Yes, the Ladies of Leisure Afternoon Teas have already begun. I think she’s going shopping for a chandelier this weekend. (Sorry about that photo quality–my phone struggled with the bright light and dark upholstery.)

Ah, but what to wear that would be worthy of the furniture? Back to the souk:

Yes, those ARE fringe-bottom, scrunchy leggings. But the dark fabric might be a bit dreary.

I was acutely tempted by this one. But I decided I’ve hit my limit on costume dresses, even at $5-15 each.

Now this one is stretchy on the sides, so it’s more of a casual, afternoon dress. This is a good candidate. But then there is this:

But if I’m going for a statement piece, maybe this:

Or this:

Not sure how those paintballs get secured on there without piercing and leaking. But that furniture is pretty assertive, so if a guest is going to hold her own, she’d better make a frontal assault:

Sparkle, from top to bottom. And heavy as a lead vest, let me assure you.

No defects, solid beadwork, but wait–there’s something more than just sequins there, right?

Darn right. SPIKEY sequins. That baby is ARMORED.

Which, come to think of it, is not a bad idea in Saudi Arabia. I wish I could’ve known the girl who had this made. I think she has an attitude I would like. “Yeah,” the dress says, “I’ll party with the rest of you, but don’t even think about trying to mess.” Princess? Hardly. You go, girl. And I’ll have my eye out for the next thing of yours that turns up at the Princess (not) Souk.

15 October 2015: Since I published this post the Second-Hand Souk has MOVED. I plan to publish a new post soon (with pictures! You might also like my other posts here and here) but until then the new directions that were given to me are as follows: Take the Eastern Ring Road toward IKEA. At Exit 18 stay to the right as the highway splits. Turn off at Exit 21. You will turn left under the overpass. After about 4 km you will see TAJ Coffee Keyask. Turn right. It’s about 1 to 1.5km and you will see the big white spire on the left side of the road. The spire looks like a corkscrew. (It’s quite close to the old location.)

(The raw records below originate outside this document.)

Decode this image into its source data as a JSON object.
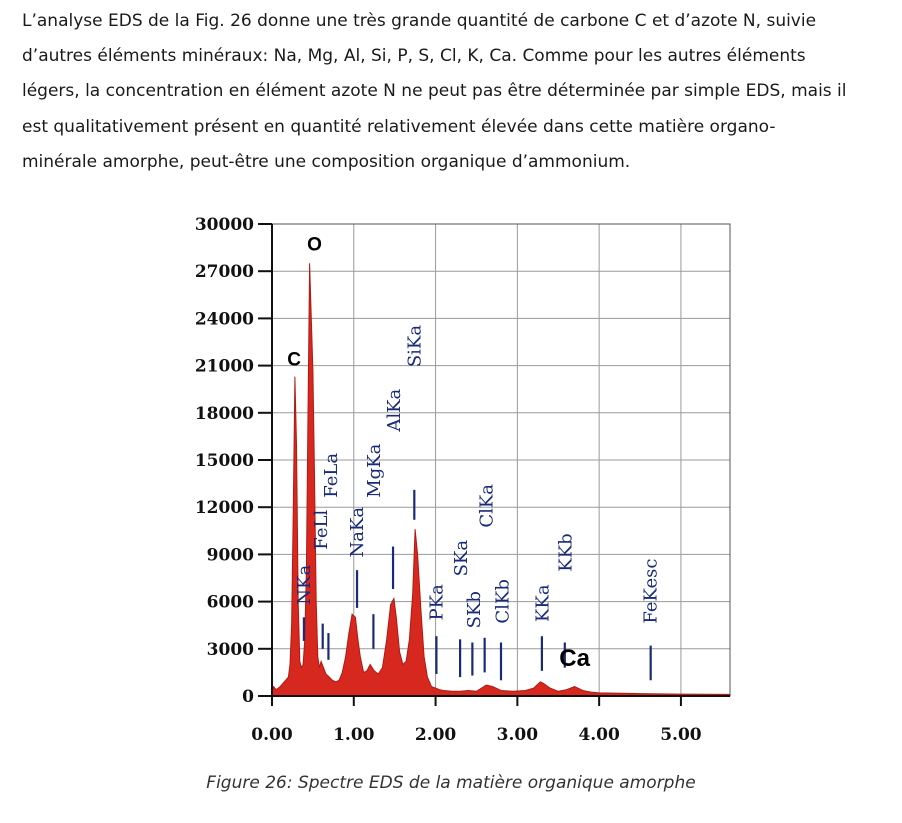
{
  "paragraph": {
    "lines": [
      "L’analyse EDS de la Fig. 26 donne une très grande quantité de carbone C et d’azote N, suivie",
      "d’autres éléments minéraux: Na, Mg, Al, Si, P, S, Cl, K, Ca. Comme pour les autres éléments",
      "légers, la concentration en élément azote N ne peut pas être déterminée par simple EDS, mais il",
      "est qualitativement présent en quantité relativement élevée dans cette matière organo-",
      "minérale amorphe, peut-être une composition organique d’ammonium."
    ]
  },
  "caption": "Figure 26: Spectre EDS de la matière organique amorphe",
  "chart_data": {
    "type": "area",
    "title": "",
    "xlabel": "",
    "ylabel": "",
    "xlim": [
      0.0,
      5.6
    ],
    "ylim": [
      0,
      30000
    ],
    "grid": true,
    "x_ticks": [
      "0.00",
      "1.00",
      "2.00",
      "3.00",
      "4.00",
      "5.00"
    ],
    "y_ticks": [
      "0",
      "3000",
      "6000",
      "9000",
      "12000",
      "15000",
      "18000",
      "21000",
      "24000",
      "27000",
      "30000"
    ],
    "fill_color": "#d6281e",
    "label_color": "#1a2a7a",
    "series": [
      {
        "x": [
          0.0,
          0.02,
          0.05,
          0.1,
          0.15,
          0.2,
          0.22,
          0.24,
          0.26,
          0.28,
          0.3,
          0.32,
          0.34,
          0.36,
          0.38,
          0.4,
          0.42,
          0.44,
          0.46,
          0.48,
          0.5,
          0.52,
          0.54,
          0.56,
          0.58,
          0.6,
          0.63,
          0.66,
          0.7,
          0.74,
          0.78,
          0.82,
          0.86,
          0.9,
          0.94,
          0.98,
          1.02,
          1.05,
          1.08,
          1.12,
          1.16,
          1.2,
          1.25,
          1.3,
          1.35,
          1.4,
          1.45,
          1.49,
          1.52,
          1.56,
          1.6,
          1.64,
          1.68,
          1.72,
          1.75,
          1.78,
          1.82,
          1.86,
          1.9,
          1.95,
          2.0,
          2.05,
          2.1,
          2.2,
          2.3,
          2.4,
          2.5,
          2.62,
          2.7,
          2.8,
          2.95,
          3.1,
          3.2,
          3.28,
          3.32,
          3.4,
          3.5,
          3.6,
          3.7,
          3.8,
          3.9,
          4.0,
          4.5,
          5.0,
          5.6
        ],
        "values": [
          200,
          600,
          400,
          600,
          900,
          1200,
          2000,
          4500,
          12000,
          20300,
          16000,
          6000,
          2200,
          1800,
          2000,
          3500,
          8000,
          18000,
          27500,
          24000,
          20700,
          14000,
          6000,
          2500,
          1800,
          2200,
          1800,
          1400,
          1200,
          1000,
          900,
          1000,
          1500,
          2500,
          4000,
          5200,
          5000,
          3600,
          2500,
          1500,
          1600,
          2000,
          1600,
          1400,
          1800,
          3500,
          5800,
          6200,
          5000,
          2800,
          2000,
          2200,
          3600,
          6500,
          10600,
          9000,
          5500,
          2500,
          1200,
          600,
          500,
          400,
          350,
          300,
          300,
          350,
          300,
          700,
          600,
          350,
          300,
          350,
          500,
          900,
          800,
          500,
          300,
          400,
          600,
          350,
          250,
          200,
          150,
          120,
          100
        ]
      }
    ],
    "annotations": [
      {
        "text": "C",
        "x": 0.27,
        "y": 21000,
        "style": "big"
      },
      {
        "text": "O",
        "x": 0.52,
        "y": 28300,
        "style": "big"
      },
      {
        "text": "NKa",
        "x": 0.39,
        "y": 5800,
        "style": "rotated"
      },
      {
        "text": "FeLl",
        "x": 0.6,
        "y": 9300,
        "style": "rotated"
      },
      {
        "text": "FeLa",
        "x": 0.72,
        "y": 12600,
        "style": "rotated"
      },
      {
        "text": "NaKa",
        "x": 1.04,
        "y": 8800,
        "style": "rotated"
      },
      {
        "text": "MgKa",
        "x": 1.25,
        "y": 12600,
        "style": "rotated"
      },
      {
        "text": "AlKa",
        "x": 1.49,
        "y": 16800,
        "style": "rotated"
      },
      {
        "text": "SiKa",
        "x": 1.74,
        "y": 20900,
        "style": "rotated"
      },
      {
        "text": "PKa",
        "x": 2.01,
        "y": 4800,
        "style": "rotated"
      },
      {
        "text": "SKa",
        "x": 2.31,
        "y": 7600,
        "style": "rotated"
      },
      {
        "text": "SKb",
        "x": 2.47,
        "y": 4300,
        "style": "rotated"
      },
      {
        "text": "ClKa",
        "x": 2.62,
        "y": 10700,
        "style": "rotated"
      },
      {
        "text": "ClKb",
        "x": 2.82,
        "y": 4600,
        "style": "rotated"
      },
      {
        "text": "KKa",
        "x": 3.31,
        "y": 4700,
        "style": "rotated"
      },
      {
        "text": "KKb",
        "x": 3.59,
        "y": 7900,
        "style": "rotated"
      },
      {
        "text": "FeKesc",
        "x": 4.63,
        "y": 4600,
        "style": "rotated"
      },
      {
        "text": "Ca",
        "x": 3.7,
        "y": 1900,
        "style": "big"
      }
    ],
    "markers": [
      {
        "x": 0.39,
        "y1": 3500,
        "y2": 5000
      },
      {
        "x": 0.62,
        "y1": 3000,
        "y2": 4600
      },
      {
        "x": 0.69,
        "y1": 2300,
        "y2": 4000
      },
      {
        "x": 1.04,
        "y1": 5600,
        "y2": 8000
      },
      {
        "x": 1.24,
        "y1": 3000,
        "y2": 5200
      },
      {
        "x": 1.48,
        "y1": 6800,
        "y2": 9500
      },
      {
        "x": 1.74,
        "y1": 11200,
        "y2": 13100
      },
      {
        "x": 2.01,
        "y1": 1400,
        "y2": 3800
      },
      {
        "x": 2.3,
        "y1": 1200,
        "y2": 3600
      },
      {
        "x": 2.45,
        "y1": 1300,
        "y2": 3400
      },
      {
        "x": 2.6,
        "y1": 1500,
        "y2": 3700
      },
      {
        "x": 2.8,
        "y1": 1000,
        "y2": 3400
      },
      {
        "x": 3.3,
        "y1": 1600,
        "y2": 3800
      },
      {
        "x": 3.58,
        "y1": 1800,
        "y2": 3400
      },
      {
        "x": 4.63,
        "y1": 1000,
        "y2": 3200
      }
    ]
  }
}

14 thoughts on “I Feel Pretty II: Return to the Princess Souk

  1. Carlo says:

    I finally got around to going. Unless I was way off, it looks like the souk has been wiped out! Am I correct? Do you know if it has been relocated ( I hope so)? Please help, Thanks?


    • margocatts says:

      Eek! It HAS moved! I believe it’s just farther south on Batha Rd., but I haven’t been myself and don’t have coordinates. I think you’ve just pushed a blog on the new Princess Souk to the top of my to-do list.